Monday July 23, 1894, started out as any other day in Seoul: the streets at dawn were filled with merchants and farmers preparing for business. It was usual in all ways, except one. Japanese soldiers were seen marching through the streets toward the Korean palace.
By Robert Neff
Since the previous Friday, Japanese troops had marched through the streets around Namdaemun in an attempt to coerce King Gojong to accept Japanese demands. These demands included the removal of Chinese soldiers from Korea. Failure to meet them would force Japan to take decisive measures. No one knew what those decisive measures were until now.
At 4:30 in the morning, Gen. Charles W. Legendre, an American advisor to the Korean government, went to the palace only to discover that the gates had been forced open and were guarded by Japanese soldiers.
At a couple minutes past five, a missionary was awoken by banging on his door. It was a Korean neighbor who informed him that war had begun. The missionary quickly made his way to the top of the hill near Pai Chai School where a large crowd was watching the events unfold.
Suddenly shots rang out. At first it was thought that they might be an effort to drive away the “demons that had disturbed Her Majesty’s peace by giving her neuralgia” (the queen had a large carbuncle on her face), but it wasn’t.
The firing increased and so did the panic throughout the city and the palace.
“The flight from the Palace was as precipitate as it was disgraceful. ‘Yangban’ (nobles) of such exalted rank, once so inflated with their self-importance that they could hardly persuade themselves to treat their equals with civility or to mingle with them, now seized the rack — jiggy — of the first coolie that happened to be in their way and as bearers of the filth and off-scouring of Korea, they sought egress from the Palace and fled to the country or skulked in some dark hole in the city. The wail, the howl, the crocodile tears of these mighty ones was as repulsive to the foreigners as they were disgraceful to the Koreans themselves.”
Some of the high Korean officials managed to escape to the American legation. One was dressed “as a coolie with a pack on his back” and the other came pretending to be an American advisor’s interpreter. They were not the only ones seeking refuge. A Chinese tailor and his half-Korean son were also given sanctuary.
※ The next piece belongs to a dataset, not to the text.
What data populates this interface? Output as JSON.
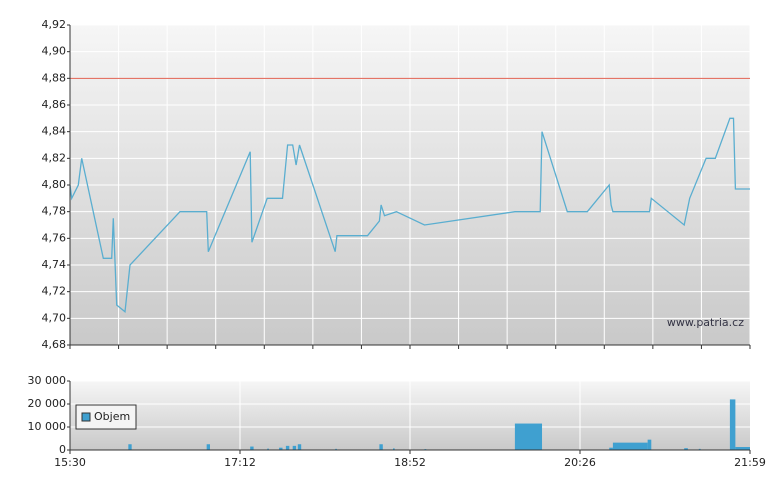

The American residents in the city raised the American flag over their homes and hospitals as a precaution against molestation by the Japanese and, unfortunately, unscrupulous Koreans who might take the opportunity to enrich themselves on the misfortunes of others.
Korean soldiers were seen running from the palace — shedding their uniforms as they fled. Some did stay and tried to defend the palace but when the king realized that it was hopeless he ordered them to desist. Depending on the source, the 20 minute battle cost the lives of around 7 to 17 Korean soldiers while around 20 to 70 were wounded. The Japanese suffered only three injuries. It was caustically noted that nearly all the Korean soldiers treated by the foreign missionaries had been wounded in the back.
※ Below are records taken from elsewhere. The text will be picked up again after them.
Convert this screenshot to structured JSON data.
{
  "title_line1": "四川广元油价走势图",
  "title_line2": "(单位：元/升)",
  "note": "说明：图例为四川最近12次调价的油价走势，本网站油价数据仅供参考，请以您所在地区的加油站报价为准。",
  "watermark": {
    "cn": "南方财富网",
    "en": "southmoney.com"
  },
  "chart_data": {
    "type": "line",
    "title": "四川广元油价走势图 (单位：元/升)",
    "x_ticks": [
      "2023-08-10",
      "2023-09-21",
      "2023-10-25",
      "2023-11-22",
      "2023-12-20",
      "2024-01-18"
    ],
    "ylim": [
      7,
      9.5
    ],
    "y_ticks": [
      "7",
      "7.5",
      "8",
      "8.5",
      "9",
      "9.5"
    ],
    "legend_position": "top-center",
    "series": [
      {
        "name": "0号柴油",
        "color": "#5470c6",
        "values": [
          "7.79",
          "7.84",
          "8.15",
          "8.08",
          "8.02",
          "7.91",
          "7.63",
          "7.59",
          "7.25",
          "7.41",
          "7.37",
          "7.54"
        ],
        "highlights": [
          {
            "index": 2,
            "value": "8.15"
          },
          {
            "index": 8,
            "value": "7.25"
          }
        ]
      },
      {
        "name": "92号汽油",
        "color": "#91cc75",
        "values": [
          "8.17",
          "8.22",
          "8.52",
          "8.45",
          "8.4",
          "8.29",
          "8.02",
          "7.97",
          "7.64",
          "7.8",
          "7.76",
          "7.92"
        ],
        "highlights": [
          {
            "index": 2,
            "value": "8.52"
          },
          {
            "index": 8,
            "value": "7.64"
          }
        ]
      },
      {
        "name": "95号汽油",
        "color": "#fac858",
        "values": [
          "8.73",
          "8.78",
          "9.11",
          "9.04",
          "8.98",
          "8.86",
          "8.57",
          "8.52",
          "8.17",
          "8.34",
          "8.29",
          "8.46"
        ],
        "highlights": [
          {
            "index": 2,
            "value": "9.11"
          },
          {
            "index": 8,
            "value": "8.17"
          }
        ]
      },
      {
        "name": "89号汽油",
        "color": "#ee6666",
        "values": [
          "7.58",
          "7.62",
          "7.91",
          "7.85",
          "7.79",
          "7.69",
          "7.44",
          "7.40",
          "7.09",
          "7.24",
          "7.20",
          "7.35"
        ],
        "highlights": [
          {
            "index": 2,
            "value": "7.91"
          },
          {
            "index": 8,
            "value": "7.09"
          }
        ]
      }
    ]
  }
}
In the afternoon “it commenced to rain in torrents. The scream of fugitives increased. A bundle of clothing on the mother’s head, a child on her back, one at her side and the father following with a heavy load on his back. The young, the old, the weak, the strong, the high, the low, helped to swell the steady stream that for days afterwards poured out through the seven gates of the city.”
The Japanese later claimed that it was the Korean soldiers who fired upon them first and that they had only protected themselves. And, the reason they were in the palace was to protect the royal family — an unasked for protection that lasted quite some time.
Robert Neff is a contributing writer for The Korea Times.